Table 2 A sub video sequence of 30 frames to train action model in second stage. Second row is the original image sequence; third row is the foreground mask; the forth row is sub foreground image; the last row is the predicted label of single frame detection model

We used sensitivity and specificity, which were commonly used in the fall detection literature [13], as indices to evaluate our proposed method.

$$ \mathrm{Sensitivity}:\;{S}_1=\frac{\mathrm{TP}}{\left(\mathrm{T}\mathrm{P}+\mathrm{F}\mathrm{N}\right)} $$
(9)
$$ \mathrm{Sensitivity}:\;{S}_2=\frac{\mathrm{TN}}{\left(\mathrm{T}\mathrm{N}+\mathrm{F}\mathrm{P}\right)} $$
(10)

where:

  • TP is the number of falls correctly predicted by the system. It corresponds to the value in the first row and the first column of a confusion matrix.

  • FN is the number of actual falls missed by the system

  • FP is the number of false detections of falls.

  • TN is the number of normal activities which are correctly predicted as ‘not falls’.

The proposed method was compared with five state-of-the-art approaches quantitatively on the same publicly available dataset provided in [2, 17]: bounding box ratio analysis [21], Chen’s approach, MHI based approach [16], Biomechanics approach and Chua’s approach [9] based on three-point representation. Experiments show that the proposed method has achieved reliable results compared with other common methods on the Multiple Cameras Fall Dataset (See Table 3), Biomechanics approach can achieve 100 % sensitivity and specificity, but people need to wear burden sensors all the time. The experiments result in our dataset achieves the 93.81 % sensitivity and 98.4 % specificity in camera 1, and it is higher than other vision-based methods (See Table 4). The average performance of 88.87 % sensitivity and 98.9 % specificity is also better than other methods in general.

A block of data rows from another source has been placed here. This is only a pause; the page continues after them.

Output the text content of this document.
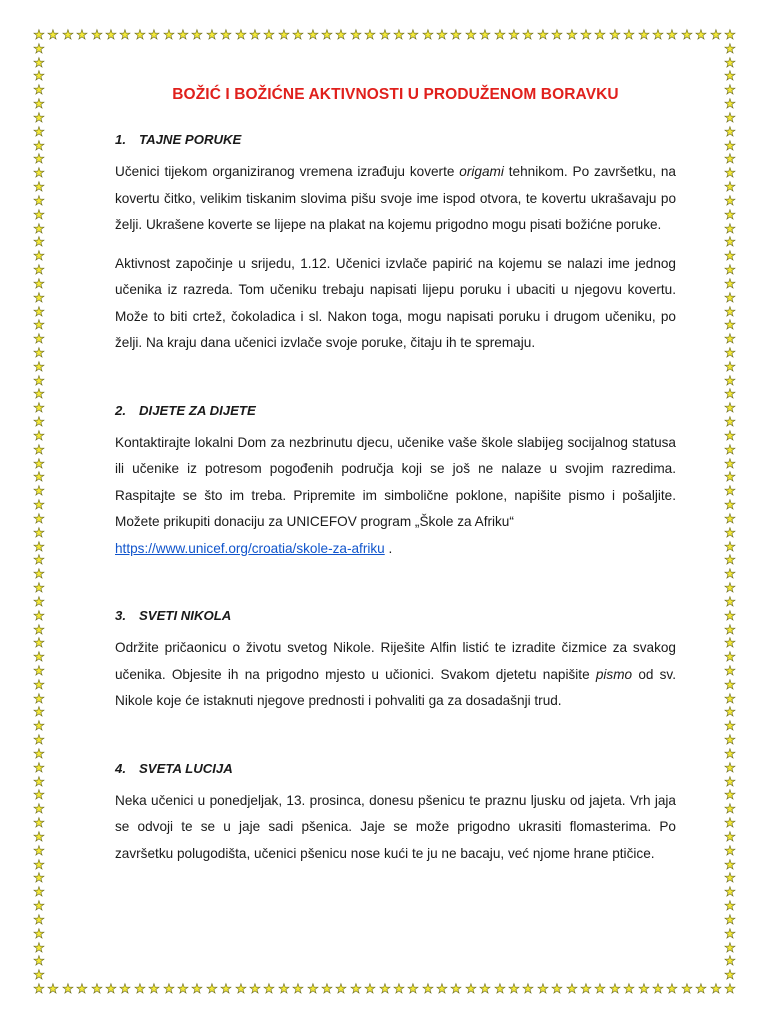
★
★
★
★
★
★
★
★
★
★
★
★
★
★
★
★
★
★
★
★
★
★
★
★
★
★
★
★
★
★
★
★
★
★
★
★
★
★
★
★
★
★
★
★
★
★
★
★
★
★
★
★
★
★
★
★
★
★
★
★
★
★
★
★
★
★
★
★
★
★
★
★
★
★
★
★
★
★
★
★
★
★
★
★
★
★
★
★
★
★
★
★
★
★
★
★
★
★
★	★
★	★
★	★
★	★
★	★
★	★
★	★
★	★
★	★
★	★
★	★
★	★
★	★
★	★
★	★
★	★
★	★
★	★
★	★
★	★
★	★
★	★
★	★
★	★
★	★
★	★
★	★
★	★
★	★
★	★
★	★
★	★
★	★
★	★
★	★
★	★
★	★
★	★
★	★
★	★
★	★
★	★
★	★
★	★
★	★
★	★
★	★
★	★
★	★
★	★
★	★
★	★
★	★
★	★
★	★
★	★
★	★
★	★
★	★
★	★
★	★
★	★
★	★
★	★
★	★
★	★
★	★
★	★
BOŽIĆ I BOŽIĆNE AKTIVNOSTI U PRODUŽENOM BORAVKU

1. TAJNE PORUKE

Učenici tijekom organiziranog vremena izrađuju koverte origami tehnikom. Po završetku, na kovertu čitko, velikim tiskanim slovima pišu svoje ime ispod otvora, te kovertu ukrašavaju po želji. Ukrašene koverte se lijepe na plakat na kojemu prigodno mogu pisati božićne poruke.

Aktivnost započinje u srijedu, 1.12. Učenici izvlače papirić na kojemu se nalazi ime jednog učenika iz razreda. Tom učeniku trebaju napisati lijepu poruku i ubaciti u njegovu kovertu. Može to biti crtež, čokoladica i sl. Nakon toga, mogu napisati poruku i drugom učeniku, po želji. Na kraju dana učenici izvlače svoje poruke, čitaju ih te spremaju.

2. DIJETE ZA DIJETE

Kontaktirajte lokalni Dom za nezbrinutu djecu, učenike vaše škole slabijeg socijalnog statusa ili učenike iz potresom pogođenih područja koji se još ne nalaze u svojim razredima. Raspitajte se što im treba. Pripremite im simbolične poklone, napišite pismo i pošaljite. Možete prikupiti donaciju za UNICEFOV program „Škole za Afriku“
https://www.unicef.org/croatia/skole-za-afriku .

3. SVETI NIKOLA

Održite pričaonicu o životu svetog Nikole. Riješite Alfin listić te izradite čizmice za svakog učenika. Objesite ih na prigodno mjesto u učionici. Svakom djetetu napišite pismo od sv. Nikole koje će istaknuti njegove prednosti i pohvaliti ga za dosadašnji trud.

4. SVETA LUCIJA

Neka učenici u ponedjeljak, 13. prosinca, donesu pšenicu te praznu ljusku od jajeta. Vrh jaja se odvoji te se u jaje sadi pšenica. Jaje se može prigodno ukrasiti flomasterima. Po završetku polugodišta, učenici pšenicu nose kući te ju ne bacaju, već njome hrane ptičice.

Table 3 Comparison of the proposed method with other state-of-art approaches
Table 4 Results of the proposed method on the dataset collected from four cameras in different views

5 Conclusions

In this paper, we proposed a new framework for fall detection based on automatically feature learning methods. We extracted features with PCANet, and trained two SVM classifiers to detect fall incidents. With the two models, the experiments show that our proposed method can achieve a nearly equal performance in the Multi-Camera Fall Dataset compared with other state-of-the-art methods. Moreover, we obtained a better performance when increasing the training samples in our dataset. We believe the performance can be further improved if a larger scale dataset is used and more number of camera views is involved.